Which wouldn't matter if the riffs weren't as enormous as they are. With The Way of All Flesh, it seems likely that Duplantier and fellow guitarist Christian Andreu have made grateful fans of both spastic Melt-Banana guitarist Agata Ichirou (those screeching natural harmonic-rakes) and pick-hand studs like Steve Morse (winding progressions powered by stamina riffs). Each riff is melodic and binding, glued to the subtle melodicism of Duplantier's split-octave vocals, which give Flesh a passing resemblance to Mastodon's Blood Mountain. Conveniently, Gojira's other superstar is also named Dupantier, drummer Mario, who turns in fresh and pulverizing work both early and late in Flesh ("Toxic Garbage Island," "Vacuity").

Like all instant classics, Flesh is best compared to the status of other records, not the composition.
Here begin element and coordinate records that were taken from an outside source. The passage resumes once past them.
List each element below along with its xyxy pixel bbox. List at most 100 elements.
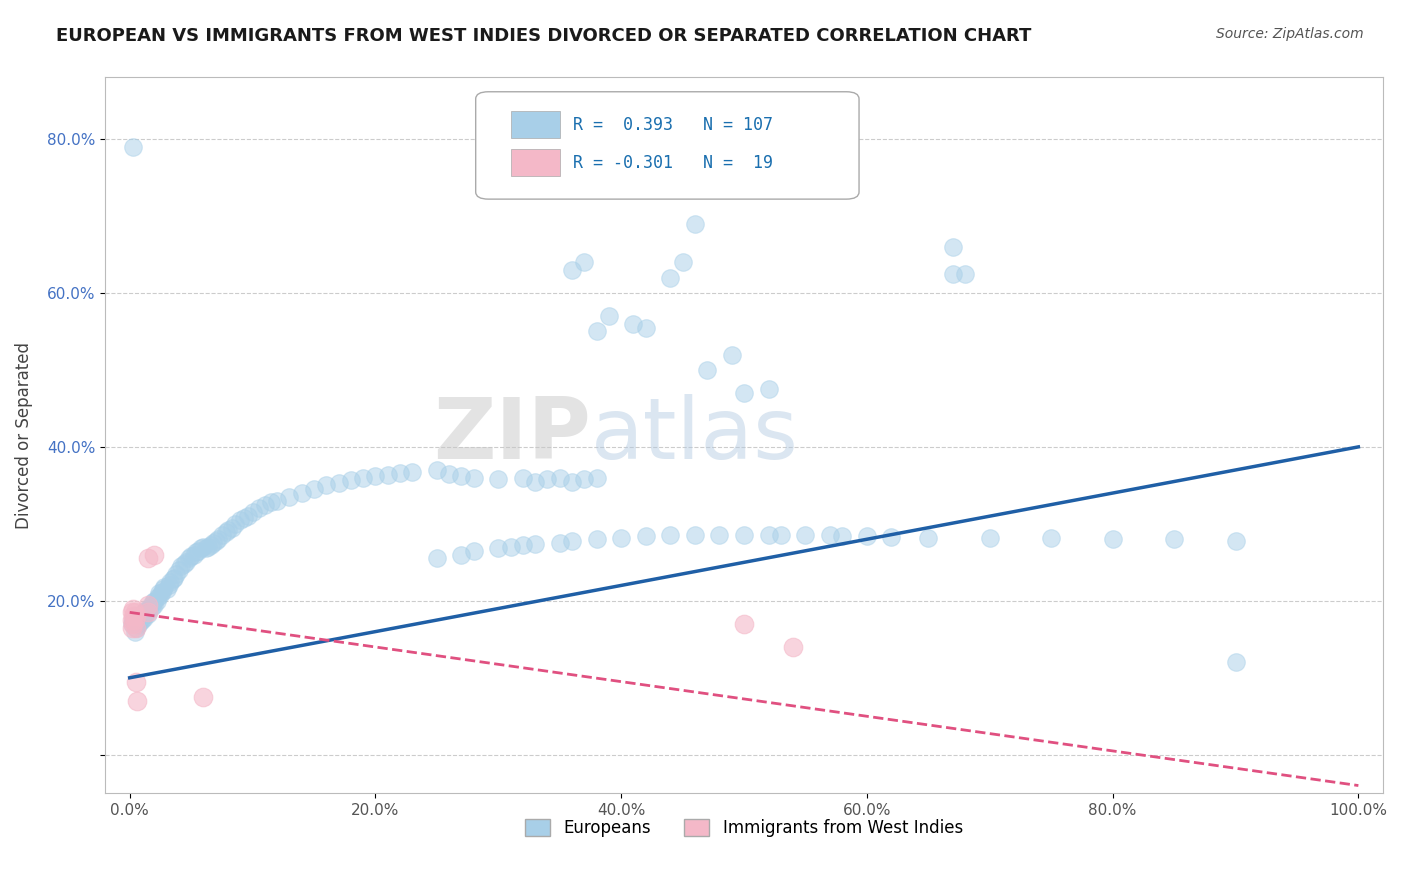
Point <box>856 529 879 543</box>
Legend: Europeans, Immigrants from West Indies: Europeans, Immigrants from West Indies <box>519 812 970 843</box>
Point <box>426 463 449 477</box>
Point <box>512 538 534 552</box>
Point <box>315 478 337 492</box>
Point <box>548 536 571 550</box>
Point <box>585 533 607 547</box>
Point <box>125 621 148 635</box>
Point <box>758 382 780 396</box>
Point <box>131 613 153 627</box>
Point <box>979 531 1001 545</box>
Point <box>136 607 159 621</box>
Point <box>131 607 153 622</box>
Point <box>585 325 607 339</box>
Point <box>135 606 157 620</box>
Point <box>145 594 167 608</box>
Point <box>159 574 181 589</box>
Point <box>598 309 620 323</box>
Point <box>157 578 180 592</box>
Point <box>880 530 903 544</box>
Point <box>233 510 256 524</box>
Point <box>162 572 184 586</box>
Point <box>1040 531 1063 545</box>
Point <box>152 582 174 597</box>
Point <box>167 563 190 577</box>
Point <box>574 472 596 486</box>
Text: R = -0.301   N =  19: R = -0.301 N = 19 <box>572 153 773 171</box>
Point <box>561 475 583 489</box>
Point <box>831 529 853 543</box>
Point <box>124 624 146 639</box>
Point <box>696 363 718 377</box>
Point <box>623 317 645 331</box>
Point <box>524 537 547 551</box>
Point <box>782 640 804 654</box>
Point <box>733 616 755 631</box>
Point <box>202 536 225 550</box>
Point <box>139 598 162 612</box>
Point <box>574 255 596 269</box>
Point <box>136 598 159 612</box>
Text: ZIP: ZIP <box>433 394 591 477</box>
Point <box>127 618 149 632</box>
Point <box>136 601 159 615</box>
Point <box>174 555 197 569</box>
Point <box>122 139 145 153</box>
Point <box>942 240 965 254</box>
Point <box>143 598 166 612</box>
FancyBboxPatch shape <box>512 112 560 138</box>
Point <box>142 595 165 609</box>
Point <box>548 471 571 485</box>
Point <box>135 603 157 617</box>
Point <box>818 528 841 542</box>
Point <box>187 543 209 558</box>
Point <box>291 486 314 500</box>
Point <box>659 528 682 542</box>
Point <box>190 541 212 556</box>
Point <box>278 490 301 504</box>
Point <box>121 613 143 627</box>
Point <box>352 471 374 485</box>
Point <box>512 471 534 485</box>
Point <box>224 516 246 531</box>
Point <box>128 609 150 624</box>
Point <box>134 606 156 620</box>
Point <box>221 521 243 535</box>
Point <box>720 347 742 361</box>
Point <box>486 472 509 486</box>
Point <box>450 469 472 483</box>
Point <box>758 527 780 541</box>
Point <box>150 584 173 599</box>
Point <box>143 548 166 562</box>
Point <box>163 571 186 585</box>
Point <box>122 601 145 615</box>
Point <box>794 528 817 542</box>
Point <box>170 559 193 574</box>
Point <box>125 621 148 635</box>
Point <box>953 267 976 281</box>
Point <box>207 533 229 547</box>
Point <box>328 476 350 491</box>
Point <box>177 551 200 566</box>
Point <box>136 606 159 620</box>
Point <box>769 528 792 542</box>
Point <box>193 540 215 554</box>
Point <box>121 621 143 635</box>
Point <box>173 557 195 571</box>
Point <box>197 540 219 554</box>
Point <box>659 270 682 285</box>
Point <box>302 482 325 496</box>
Point <box>733 386 755 401</box>
Text: R =  0.393   N = 107: R = 0.393 N = 107 <box>572 116 773 134</box>
Point <box>364 469 387 483</box>
Point <box>136 551 159 566</box>
Point <box>124 606 146 620</box>
Point <box>184 545 207 559</box>
Point <box>266 493 288 508</box>
Point <box>125 674 148 689</box>
Point <box>217 523 239 537</box>
Point <box>242 505 264 519</box>
Point <box>536 472 558 486</box>
Point <box>122 613 145 627</box>
Point <box>709 528 731 542</box>
Point <box>917 531 939 545</box>
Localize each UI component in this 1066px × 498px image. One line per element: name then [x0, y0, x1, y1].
For example, when Duplantier kicks off the album's third act with the single line "You have the power to heal yourself!" ("Esoteric Surgery"), it recalls the rolled-out run-up on "Ghosts of War" by Slayer and counters the historic opening to The Cult's piece de resistance Sonic Temple: "This is where it all ends." Which is fitting since The Way of All Flesh is lengthy (70 minutes), and might suffer from one too many peak-and-valley sets; surely, Duplantier has a lot to say, resulting in a mercifully brief but needless spoken word stretch on the title track. I'll be sure to shout that at the bottom of his foot as it smooshes me to the Shinjuku pavement.